IP licences and state-based transfer duty

Transfers of intellectual property (IP) are not usually considered to be dutiable transactions pursuant to state-based Duties Acts.  That said the question is always whether the IP includes goodwill, which is dutiable and as a result whether the payment of transfer duty is required.

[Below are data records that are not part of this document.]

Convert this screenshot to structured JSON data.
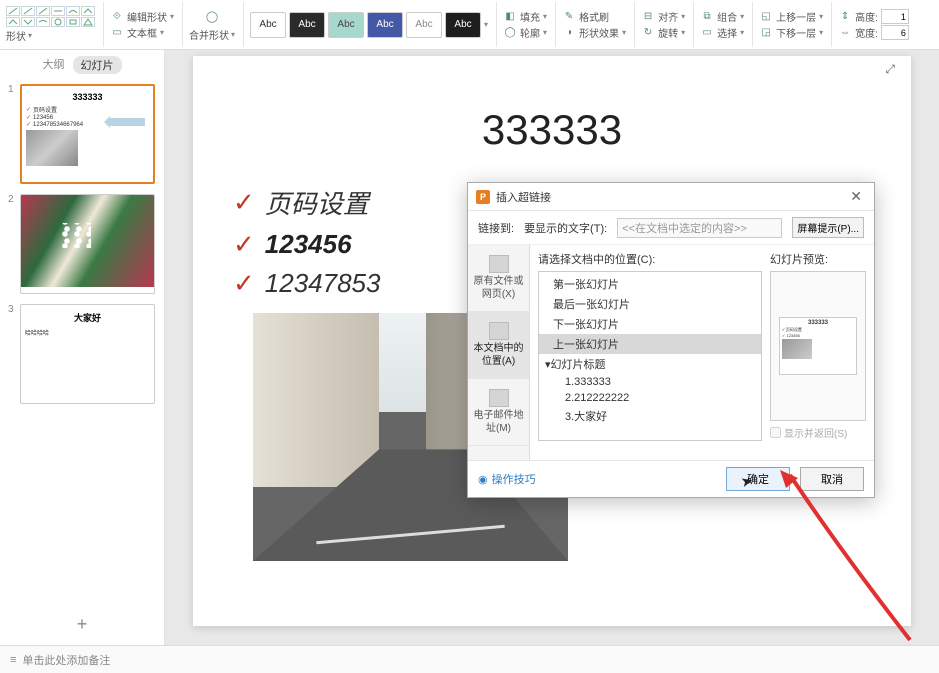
{
  "ribbon": {
    "shape_label": "形状",
    "edit_shape": "编辑形状",
    "text_box": "文本框",
    "merge_shapes": "合并形状",
    "style_label": "Abc",
    "fill": "填充",
    "outline": "轮廓",
    "format_painter": "格式刷",
    "shape_effects": "形状效果",
    "align": "对齐",
    "rotate": "旋转",
    "group": "组合",
    "select": "选择",
    "bring_forward": "上移一层",
    "send_backward": "下移一层",
    "height_label": "高度:",
    "width_label": "宽度:",
    "height_value": "1",
    "width_value": "6"
  },
  "sidepane": {
    "outline_tab": "大纲",
    "slides_tab": "幻灯片",
    "thumbs": [
      {
        "title": "333333",
        "lines": [
          "页码设置",
          "123456",
          "123478534667964"
        ]
      },
      {
        "title": "222222222"
      },
      {
        "title": "大家好",
        "lines": [
          "哈哈哈哈"
        ]
      }
    ],
    "add": "+"
  },
  "slide": {
    "title": "333333",
    "bullets": [
      "页码设置",
      "123456",
      "12347853"
    ]
  },
  "dialog": {
    "title": "插入超链接",
    "link_to": "链接到:",
    "display_text_label": "要显示的文字(T):",
    "display_text_value": "<<在文档中选定的内容>>",
    "screen_tip": "屏幕提示(P)...",
    "nav": {
      "existing": "原有文件或网页(X)",
      "this_doc": "本文档中的位置(A)",
      "email": "电子邮件地址(M)"
    },
    "select_place": "请选择文档中的位置(C):",
    "tree": {
      "first": "第一张幻灯片",
      "last": "最后一张幻灯片",
      "next": "下一张幻灯片",
      "prev": "上一张幻灯片",
      "titles_group": "幻灯片标题",
      "t1": "1.333333",
      "t2": "2.212222222",
      "t3": "3.大家好"
    },
    "preview_label": "幻灯片预览:",
    "show_return": "显示并返回(S)",
    "tips": "操作技巧",
    "ok": "确定",
    "cancel": "取消"
  },
  "notes": "单击此处添加备注"
}
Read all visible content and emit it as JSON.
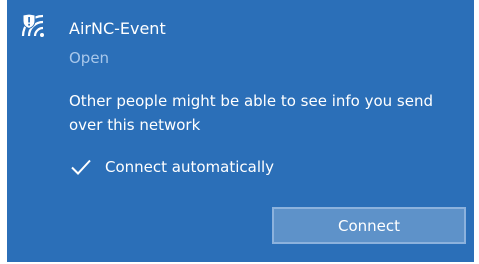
{
  "network": {
    "name": "AirNC-Event",
    "status": "Open",
    "icon": "wifi-shield-warning-icon"
  },
  "warning_text": "Other people might be able to see info you send over this network",
  "auto_connect": {
    "label": "Connect automatically",
    "checked": true,
    "icon": "checkmark-icon"
  },
  "actions": {
    "connect_label": "Connect"
  },
  "colors": {
    "panel_background": "#2b6fb8",
    "status_text": "#a9c8eb",
    "button_background": "#5e92c9",
    "button_border": "#8cb2dd"
  }
}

As quoted in the recent case of Favotto Family Restaurants Pty Ltd v Chief Commissioner of State Revenue [2020] NSWSC 120 (Favotto) at [88] per Ward CJ, section 11 of the Duties Act 2009 (NSW) (Act) provides that dutiable property is:

 

11. What is “dutiable property”?

(1) “Dutiable property” is any of the following:

(a) land in New South Wales,

(g) a “business asset” being, at any relevant time:

(i) the goodwill of a business, if the business has supplied goods in New South Wales, or provided services in New South Wales, to a customer of the business during the previous 12 months

[…]

(h) a statutory licence or permission under a New South Wales law,

[…]

(j) goods in New South Wales, if the subject of an arrangement that includes a dutiable transaction over any dutiable property (other than intellectual property) elsewhere referred to in this section, not including the following:

(i) goods that are stock-in-trade,

[…]

(I) an interest in any dutiable property referred to in the preceding paragraphs of this section”.

 

This issue of whether IP included goodwill was considered by the Supreme Court of New South Wales in Favetto.

Dutiable transactions

Subsections 8(1)(a)-(b) of the Act imposes a duty on:

 

“…(a) a transfer of dutiable property, and

(b) the following transactions–

(i) an agreement for the sale or transfer of dutiable property,

(ii) a declaration of trust over dutiable property,

(iii) a surrender of an interest in land in New South Wales,

(iv) a foreclosure of a mortgage over dutiable property,

(v) a vesting of dutiable property by or as a consequence of an order of a court of this or another jurisdiction, whether inside or outside Australia,

(vi) the enlargement of a term in land into a fee simple under section 134 of the Conveyancing Act 1919,

(vii) a vesting of land in New South Wales by, or expressly authorised by, statute law of this or another jurisdiction, whether inside or outside Australia,

(viii) a lease in respect of which a premium is paid or agreed to be paid.

 

Section 8(2) defines these transfers at dutiable transactions (Dutiable Transactions).

What is goodwill?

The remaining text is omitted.